In sum, in the South Indian epic the causes of social tension differ from those described by the Icelandic story to some extent. In the Ponnivala tale we see mostly group-to-group confrontations. Most of these concern a dispute between the representatives of the three contrastive modes of production described there (artisans, hunters and farmers). The Icelandic story is more focused on personal confrontations between evil doers and those upholding what is presented as “right” or moral behavior. There the heroes oppose sorcery, theft, and personally insulting behaviour). In this sense we can say that the Ponnivala story has the stronger “sociological” perspective, perhaps due to the presence of a denser population and more highly evolved local economy in the area during the period depicted.
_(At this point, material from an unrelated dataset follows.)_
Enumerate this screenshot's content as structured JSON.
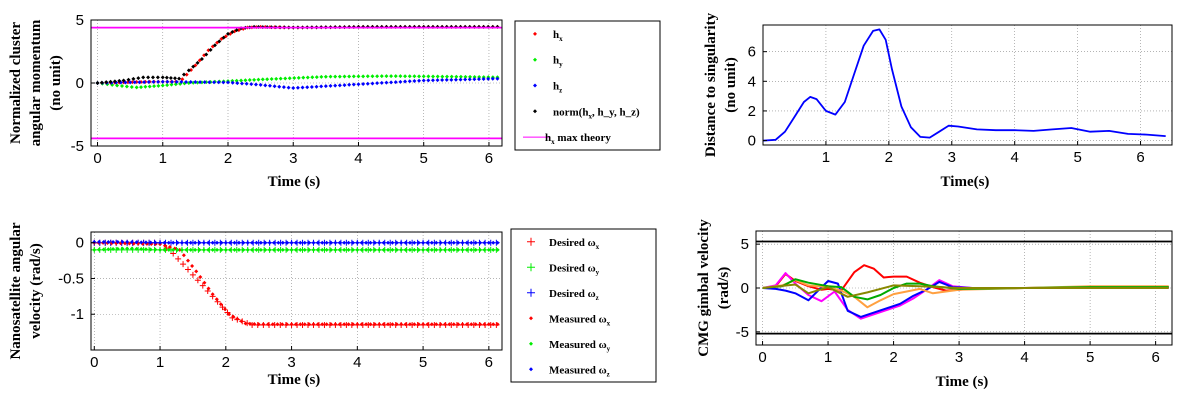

In part two of this segment, however, we will look below the surface and notice that the artisans versus farmers is a common underlying theme that does appear to be present in the Icelandic case as well.

It seems fair to say that in the Vatnsdaela Saga the owner of the finest sword (and perhaps also the most magical one) makes the rules. Some kind of divine backing may also be implied by the presence of a temple near Ingimund’s home, but this theme is not well developed. We can be sure that this finest of swords, Aettartangi, came from an outsider, a somewhat intrusive guest who seems to have had other fine goods on his ship as well. This is relevant because of the hint that this visitor had artisan or merchant connections. Clearly the sword’s original owner was not a farmer. Later, in Part Two of this segment I will revisit this probable confrontation between a merchant-artisan and a hero-landowner. (Image 6) This image extends the theme of divine backing. In the Ponnivala case, as one further example, Kunnutaiya and his wife turn to Lord Vishnu for advice before deciding exactly where to locate their new palace. Indeed, Vishnu’s backing of the Ponnivala family is seen repeatedly, right through the story. Interestingly, however, Lord Vishnu switches sides and supports these landowners’ hunter enemies when it really counts, at the very end of the tale (a reversal too complex to discuss further here).


In the Legend of Ponnivala’s third generation Kolatta’s grandsons have fine swords though we are not told exactly how they acquired them. This South Indian story also exhibits more continuity in terms of the long list of adversaries family heroes must face. And grudges last longer. Now the artisans, who were the area’s original inhabitants, continue to hold a grudge against the farmers for three generations. In this image one artisan tries to steal a sword from Kolatta’s grandsons by sneaking into a palace storeroom where their family weapons are kept. But the heavy instrument slips in the thief’s hands and cuts him instead. 

Skipping a few in-between events, the confrontation ends when one grandson, Shankar, arrives on horseback, rescues his brother and beheads the thief with exactly the same tool this man had earlier tried to steal!